The only redeeming quality of multiplayer is the fireteam system. The game pairs you up with a partner on your team so that there are four teams of two, and by sticking with that individual you can get extra points from their kills and success and vice versa.

It’s a neat little idea about making you care about what happens to your team and working together. Honestly, it reminded me a little of “Ghost Recon: Future Soldier,” just not well done.

A friend and I played together and the saddest thing we found was that if we stayed in a single building on a couple of the maps, we could actually cover each other and camp the entire match, racking up enough points to almost be the best team for the whole game.

He said, and I quote, “This game makes me so depressed I want to just finish this can of Pringles while we play.” That about sums up multiplayer: a depressed person sitting in the dark playing “Warfighter” and eating and entire can of Pringles.

Multiplayer in a nutshell: the graphics are not as good as single player, the modes are not that enjoyable, the weapons and classes really don’t make a difference, the streak perks don’t make that much of a difference and are useless on certain maps, the maps are poorly constructed and frustrating, and none of it is made up for by the fireteam system that is only just slightly rewarding.

And now we move to single player.
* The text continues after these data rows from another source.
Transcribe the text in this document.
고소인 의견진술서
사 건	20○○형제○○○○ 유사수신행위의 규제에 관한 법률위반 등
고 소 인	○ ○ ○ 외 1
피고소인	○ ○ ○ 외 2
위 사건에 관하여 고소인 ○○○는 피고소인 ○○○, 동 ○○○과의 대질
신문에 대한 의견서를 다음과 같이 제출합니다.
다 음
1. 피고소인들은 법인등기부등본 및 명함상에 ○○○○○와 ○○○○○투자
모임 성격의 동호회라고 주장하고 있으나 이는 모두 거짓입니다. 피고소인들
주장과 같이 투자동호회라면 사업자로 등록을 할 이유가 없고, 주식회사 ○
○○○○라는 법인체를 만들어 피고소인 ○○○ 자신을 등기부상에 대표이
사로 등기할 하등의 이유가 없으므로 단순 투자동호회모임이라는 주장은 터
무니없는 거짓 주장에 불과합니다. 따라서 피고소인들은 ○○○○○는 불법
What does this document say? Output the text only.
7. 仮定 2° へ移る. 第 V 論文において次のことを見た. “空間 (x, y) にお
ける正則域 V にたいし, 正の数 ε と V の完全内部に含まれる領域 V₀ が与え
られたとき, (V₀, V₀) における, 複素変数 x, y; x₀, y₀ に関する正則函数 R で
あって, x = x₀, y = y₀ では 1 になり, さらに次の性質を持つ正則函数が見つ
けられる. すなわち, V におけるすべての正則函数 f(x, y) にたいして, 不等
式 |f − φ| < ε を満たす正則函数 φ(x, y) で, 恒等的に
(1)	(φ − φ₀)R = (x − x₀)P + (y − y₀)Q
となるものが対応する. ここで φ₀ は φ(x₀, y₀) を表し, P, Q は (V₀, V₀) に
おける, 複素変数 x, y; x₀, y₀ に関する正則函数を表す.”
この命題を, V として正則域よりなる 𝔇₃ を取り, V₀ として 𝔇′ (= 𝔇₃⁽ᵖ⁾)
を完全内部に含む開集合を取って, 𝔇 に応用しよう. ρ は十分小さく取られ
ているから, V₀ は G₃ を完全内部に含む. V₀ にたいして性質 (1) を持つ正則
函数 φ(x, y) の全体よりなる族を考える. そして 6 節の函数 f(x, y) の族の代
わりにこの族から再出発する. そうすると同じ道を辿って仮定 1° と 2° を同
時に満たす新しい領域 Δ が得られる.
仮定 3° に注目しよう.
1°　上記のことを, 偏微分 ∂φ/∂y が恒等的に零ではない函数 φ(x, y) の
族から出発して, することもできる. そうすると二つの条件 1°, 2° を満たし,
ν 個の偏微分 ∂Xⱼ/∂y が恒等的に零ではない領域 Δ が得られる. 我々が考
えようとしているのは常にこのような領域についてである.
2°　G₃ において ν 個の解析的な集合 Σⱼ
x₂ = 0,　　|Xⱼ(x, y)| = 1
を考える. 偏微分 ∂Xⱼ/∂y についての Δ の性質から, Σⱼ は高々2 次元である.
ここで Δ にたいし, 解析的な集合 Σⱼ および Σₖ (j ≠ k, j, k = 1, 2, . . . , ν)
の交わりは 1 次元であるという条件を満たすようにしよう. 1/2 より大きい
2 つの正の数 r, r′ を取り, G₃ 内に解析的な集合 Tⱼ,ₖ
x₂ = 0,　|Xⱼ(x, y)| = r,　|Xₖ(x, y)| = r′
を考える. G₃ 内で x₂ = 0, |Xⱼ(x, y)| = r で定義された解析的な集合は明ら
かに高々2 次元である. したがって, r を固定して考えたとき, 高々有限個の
What’s to say about this other than it tries too hard to be a “Call of Duty” or the “Battlefield 3”-style campaign and it obviously isn’t.

The prologue mission is eerily like the ending scene in the recently made “A-Team” movie. There’s another mission that is eerily similar in beginning objectives to the gulag mission in “Modern Warfare 2” and I’ll be damned if that is the best of all the shooting missions.

I’m going to be honest here and say that the two driving missions, a chase sequence and an escape one, are the best missions in the game. Let me repeat that. TWO DRIVING MISSIONS ARE THE BEST MISSIONS IN A FIRST-PERSON-SHOOTER GAME.

Either they’re the best because they’re first person too and you really feel the urgency in each scene by looking through the car as you would normally, or just by the fact that they’re structured very well and control excellently.

Lookout! It's a bad copy of another game! Oh wait, it's us.
Other than that, the sound design is superb and the door-breaching is kind of fun, but when that’s your main check-out-how-awesome-this-game-mechanic-is thing, you’re in trouble. Especially when one of your missions is literally to fire a single shot at someone. I kid you not, the mission is literally to shoot one person and it takes about five minutes.

Also, the cutscenes are…iffy. The character models are not pretty to look at and I really don’t care about any of them, not even the main soldier characters. I’m also confused about the man who is actually structuring all of the missions himself because he’s just some guy in a room with a laptop and computer screens. Is there no structure to the army anymore or can any man with a network of intelligence agents just send special forces troops anywhere in the world?

At first, I wanted to give the game a 7 because, frankly, it is a game and it does run. However, I can’t in good conscience give it anything above a 6. Maybe a 5.5 out of 10. It’s just honestly not that good. I felt bad for spending money on it. I really did. This game is definitely something not to go out and buy right away. Wait for it to go down to $30 or something and then give it about an hour and a half’s worth of thought before you go into the local game store. And ask the clerk’s opinion as well.